Most breakthroughs in family history come incrementally. The fuller the tree becomes, the easier it is to add some new name to it. When I found my way to a cache of on-line, indexed Jewish newspapers from 19th Century Romania, for instance, I managed to fill in details around a handful of names I already had, discovering the Zionist work of Isak, Simon, and my grandmother’s uncle and cousins, Haym Solomon, Leon, and Minna.
Others come when a single clue reveals a missing link, such as the record from the Austrian genealogy site genteam.au reporting that Judah Leib Holdengraber changed his name to Leo, allowing us to connect him to his son Kurt and grandson Paul who’d known him only by that name.
A few months ago, though, I had a paradigm shifting breakthrough, one that opened up so many immediate and eventual discoveries that I now feel I can account for almost every Holdengraber we know from the first four or five generations.
When I first started working with the JewishGen records, I didn’t know what to do with the “house numbers” recorded in many of the birth and death records. They seemed like background noise, details the officials wrote down but that told us nothing today.
And, for the first couple years I fished through JewishGen, that was largely true. It simply didn’t mean anything to me that Ides Holdengraber died in house number 482 in Suceava at 70 years of age on August 9, 1873.
As the tree grew fuller, though, and as I came to know about each individual, that started to change.
Ides, to take one prominent example, is generally recorded as Judes. She’s listed in many of the early records, and, with her husband Schloime (aka Solomon ha-Cohen), is a parent or grandparent of more than 50 people born before the 1870s.
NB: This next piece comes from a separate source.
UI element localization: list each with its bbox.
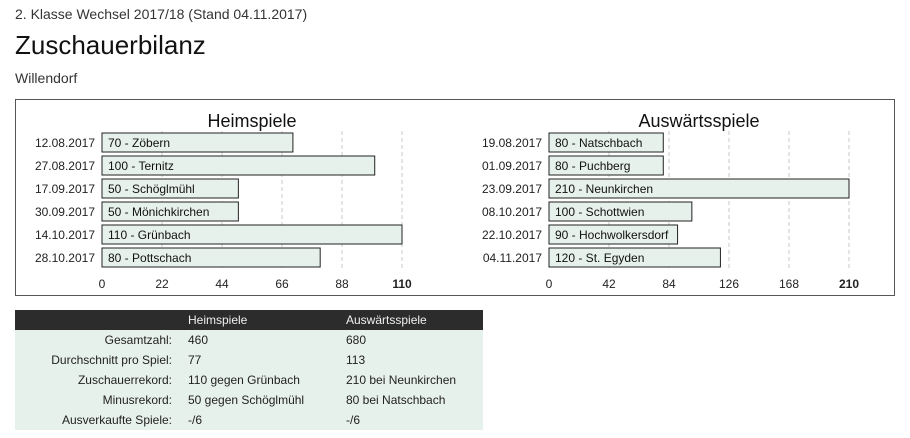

In other words, we know, from the straightforward work of indexing all the original JewishGen records, a great deal about her and her family.
So, when I created a spreadsheet that contained all the house numbers, it made sense that her immediate family – people we knew to be her children – would be connected to the same house number 482.
To take the most obvious example, we see in the birth record of Judes and Solomon’s daughter Frieda that she was born on May 3, 1848 in number 482.
It doesn’t end there, however.
Freida, we learn, married Feibel Thaler in 1882, probably legalizing an existing marriage since each was already well over 30.
When I ran the spreadsheet, I found that Freida and Feibel had four children between 1877 and 1882 all while living in house number 482.
It made sense, of course. Even today we see three generations of a family living in the same house.
Still, glimpsing it in the records suggested new possibilities. Incomplete as the house numbers might be – they appear in only about half the birth and death records and in none of the marriage records – they paint the picture of multi-generational households.
I suddenly saw that we could cross what we had in the family trees with what the spread sheet on house numbers revealed.
I did not know how to connect Esra and Meite Holdengraber to the larger tree. They appear as some of the older Suceava Holdengrabers, most of whom turn out to be the children of Solomon and Judes, but nothing in the records suggested that for them.
I knew from the death record for Solomon – listed there as Schloime when he died in Suceava on June 21, 1865 at 60 years old – that he died in house number 443.
When I ran the full spreadsheet, I found that Esra and Meite lived at the same address, giving birth to three children between 1874 and 1878.
In other words, it seemed likely that Solomon (and presumably Judes) had been living with Esra and Meite as part of a three-generation household.
Given that, it suddenly seemed likely that Esra was a son of Solomon and Judes.
None of the earlier records said that, but that might be explained by the fact that Esra seems one of the first of the third-generation Holdengrabers. The later we get, the fuller the records become.
More than that, it made sense: it’s likely that Esra, as one of the oldest children of Solomon and Judes, would have been established enough to accept his parents into his home. Or, conversely, that he’d have stayed in his childhood home and established a career as his younger siblings moved out.
Either way, it suggested the story that the aging Solomon and Judes had found themselves living side by side with Esra, and that seems sufficient to argue that he must have been their child even though none of the records explicitly identify him as such.
After Solomon died, Judes moved to be with her daughter Freida in house number 482 where she died eight years later.
That turned out to be only one example. With half of the records suddenly revealing yet more information – with a greater sense of who was living with whom even when the records didn’t show a relationship – it suddenly became possible to make educated guesses about dozens of connections that had originally been mysterious.
At one point, I had identified about 15 different “roots,” individuals from whom we could trace two to six generations but whom we could trace no further back.
With what we know from the way families lived in their distinct households, it’s suddenly possible to narrow that. I still have a couple dead ends at the third generation – individuals whom I can’t find a plausible way to connect to the second and, yes, first generation – but that’s down to two or three.
Thanks to the evidence of the different Holdengraber households, almost the entire picture came into view.
Our ancestors tended to live in houses large enough to accommodate multiple generations, and the more we can see of that, the more we can understand how the early generations connected to each other.